Rasio pajak di negara Indonesia
relative sangat rendah, karena masih begitu sedikit penduduk Indonesia yang
membayarkan pajak penghasilannya secara rutin dan jujur. Di satu sisi, pajak
rendah adalah berita gembira karena kekayaan dan penghasilan kita tak terlalu
tergerogoti oleh pajak. Namun di sisi lain, hal itu juga merupakan berita buruk
karena itu berarti sumber pendapatan rutin pemerintah/negara pun terbatas, atau
sekurang-kurangnya penghasilan riil pajak lebih kecil daripada potensinya.

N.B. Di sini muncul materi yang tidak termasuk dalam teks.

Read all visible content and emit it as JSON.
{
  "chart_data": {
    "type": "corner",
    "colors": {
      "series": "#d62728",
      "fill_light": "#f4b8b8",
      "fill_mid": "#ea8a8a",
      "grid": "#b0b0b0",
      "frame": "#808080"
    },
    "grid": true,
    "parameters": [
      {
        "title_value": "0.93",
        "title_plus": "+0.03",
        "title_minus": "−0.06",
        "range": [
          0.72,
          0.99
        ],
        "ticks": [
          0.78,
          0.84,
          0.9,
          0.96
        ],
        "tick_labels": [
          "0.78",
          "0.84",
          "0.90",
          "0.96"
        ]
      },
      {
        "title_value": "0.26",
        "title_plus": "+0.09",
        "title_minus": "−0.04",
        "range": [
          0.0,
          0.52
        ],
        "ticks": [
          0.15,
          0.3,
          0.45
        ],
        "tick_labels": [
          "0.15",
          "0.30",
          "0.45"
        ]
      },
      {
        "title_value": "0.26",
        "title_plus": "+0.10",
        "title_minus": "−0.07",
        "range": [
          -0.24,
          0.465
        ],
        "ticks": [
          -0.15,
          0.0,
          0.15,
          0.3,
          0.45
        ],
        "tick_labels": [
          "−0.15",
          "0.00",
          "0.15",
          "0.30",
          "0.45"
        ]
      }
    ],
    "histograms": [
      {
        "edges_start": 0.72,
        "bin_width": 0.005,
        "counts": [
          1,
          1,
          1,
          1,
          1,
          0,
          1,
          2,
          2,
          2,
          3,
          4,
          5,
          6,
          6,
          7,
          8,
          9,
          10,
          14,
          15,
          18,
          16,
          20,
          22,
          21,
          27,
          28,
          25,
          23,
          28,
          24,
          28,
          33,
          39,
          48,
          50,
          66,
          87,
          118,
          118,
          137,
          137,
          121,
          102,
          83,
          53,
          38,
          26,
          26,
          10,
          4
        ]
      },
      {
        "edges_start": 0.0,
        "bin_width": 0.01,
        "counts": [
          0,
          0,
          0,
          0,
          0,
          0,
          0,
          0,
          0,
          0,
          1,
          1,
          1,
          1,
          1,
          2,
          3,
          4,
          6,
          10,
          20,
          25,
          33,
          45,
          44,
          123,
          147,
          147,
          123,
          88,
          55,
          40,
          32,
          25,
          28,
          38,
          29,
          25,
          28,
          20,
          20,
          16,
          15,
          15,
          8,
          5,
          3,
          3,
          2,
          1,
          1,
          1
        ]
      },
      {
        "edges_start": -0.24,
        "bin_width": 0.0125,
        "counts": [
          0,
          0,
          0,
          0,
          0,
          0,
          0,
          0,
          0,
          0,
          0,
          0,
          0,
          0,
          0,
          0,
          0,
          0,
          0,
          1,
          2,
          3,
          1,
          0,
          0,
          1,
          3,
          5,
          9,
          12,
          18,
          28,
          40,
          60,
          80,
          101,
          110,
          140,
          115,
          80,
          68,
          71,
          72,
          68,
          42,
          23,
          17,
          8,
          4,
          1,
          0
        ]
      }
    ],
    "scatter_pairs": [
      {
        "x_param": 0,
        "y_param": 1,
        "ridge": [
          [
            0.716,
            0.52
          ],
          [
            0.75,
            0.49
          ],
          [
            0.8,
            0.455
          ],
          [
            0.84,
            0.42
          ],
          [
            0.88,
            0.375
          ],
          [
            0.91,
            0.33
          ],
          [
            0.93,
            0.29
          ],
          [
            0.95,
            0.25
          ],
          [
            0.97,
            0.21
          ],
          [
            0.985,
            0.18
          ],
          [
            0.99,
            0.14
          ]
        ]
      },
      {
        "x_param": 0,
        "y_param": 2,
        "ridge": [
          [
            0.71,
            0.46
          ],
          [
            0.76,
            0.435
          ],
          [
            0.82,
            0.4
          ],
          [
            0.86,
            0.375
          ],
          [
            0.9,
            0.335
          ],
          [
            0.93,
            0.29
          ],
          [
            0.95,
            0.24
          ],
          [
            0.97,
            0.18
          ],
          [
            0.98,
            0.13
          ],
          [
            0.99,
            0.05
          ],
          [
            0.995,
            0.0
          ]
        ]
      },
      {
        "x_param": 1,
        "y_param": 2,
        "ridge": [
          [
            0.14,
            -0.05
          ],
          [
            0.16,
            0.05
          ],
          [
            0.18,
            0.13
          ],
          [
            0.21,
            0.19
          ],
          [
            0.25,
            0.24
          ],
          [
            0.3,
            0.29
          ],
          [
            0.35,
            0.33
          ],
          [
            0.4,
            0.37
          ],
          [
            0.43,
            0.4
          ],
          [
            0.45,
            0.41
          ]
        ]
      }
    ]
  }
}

Kenaikan rasio pajak diharapkan
terwujut di tahun 2008. Patokan atau target yang dipasang pemerintah adalah
13,6 persen, yang tentu merupakan kenaikan signifikan kalau dibandingkan dengan
rasio pajak 2007 yang hanya 12,4 persen. Sampai pada awal kuartal keempat 2008,
rasio penerimaan pajak terhadap produk domestic bruto di Indonesia baru
mencapai 13,5 persen dengan penerimaan sekitar Rp. 600 triliun. Terjadinya
krisis keuangan global dipenghujung bulan September 2008 diyakini akan member
dampak negative pula sehingga ada kemungkinan patokan 13,6 persen tak akan
tercapai, meskipun diyakini akan tetap di atas 13 persen ini pun sudah meupakan
peningkatan signifikan dibandingkan dengan tahun sebelumnya. Sebelum terjadi
krisis financial yang bermula dari ambruknya system keuangan di Amerika Serikat
itu, target rasio pajak dalam RAPBN 2009 adalah 13,7 persen, bahkan pada
awalnya dipatok 14,1 persen. Bisa jadi target ini pun akan dikoreksi mengingat
dampak krisis keuangan global tersebut.
2.
Perkembangan
Penerimaan Pajak di Indonesia
Jumlah penerimaan nominal pajak
Indonesia memang bertambah dari tahun ketahun, bahkan rasio pajak pun mulai
mengalami peningkatan. Hanya saja, semua peningkatan jumlah maupun rasio itu
masih terlalu kecil dibandingkan negara seharusnya. Sampai pada RAPBN 2009
dalam Nota Keuangan yang disampaikan Presiden RI kepada DPR tanggal 15 Agustus
2008, nota penerimaan negara yang diharapkan terkumpul selama tahun 2009 dengan
asumsi harga minyak rata-rata US$ 100 per barel mencapai Rp.1.022,6 triliun.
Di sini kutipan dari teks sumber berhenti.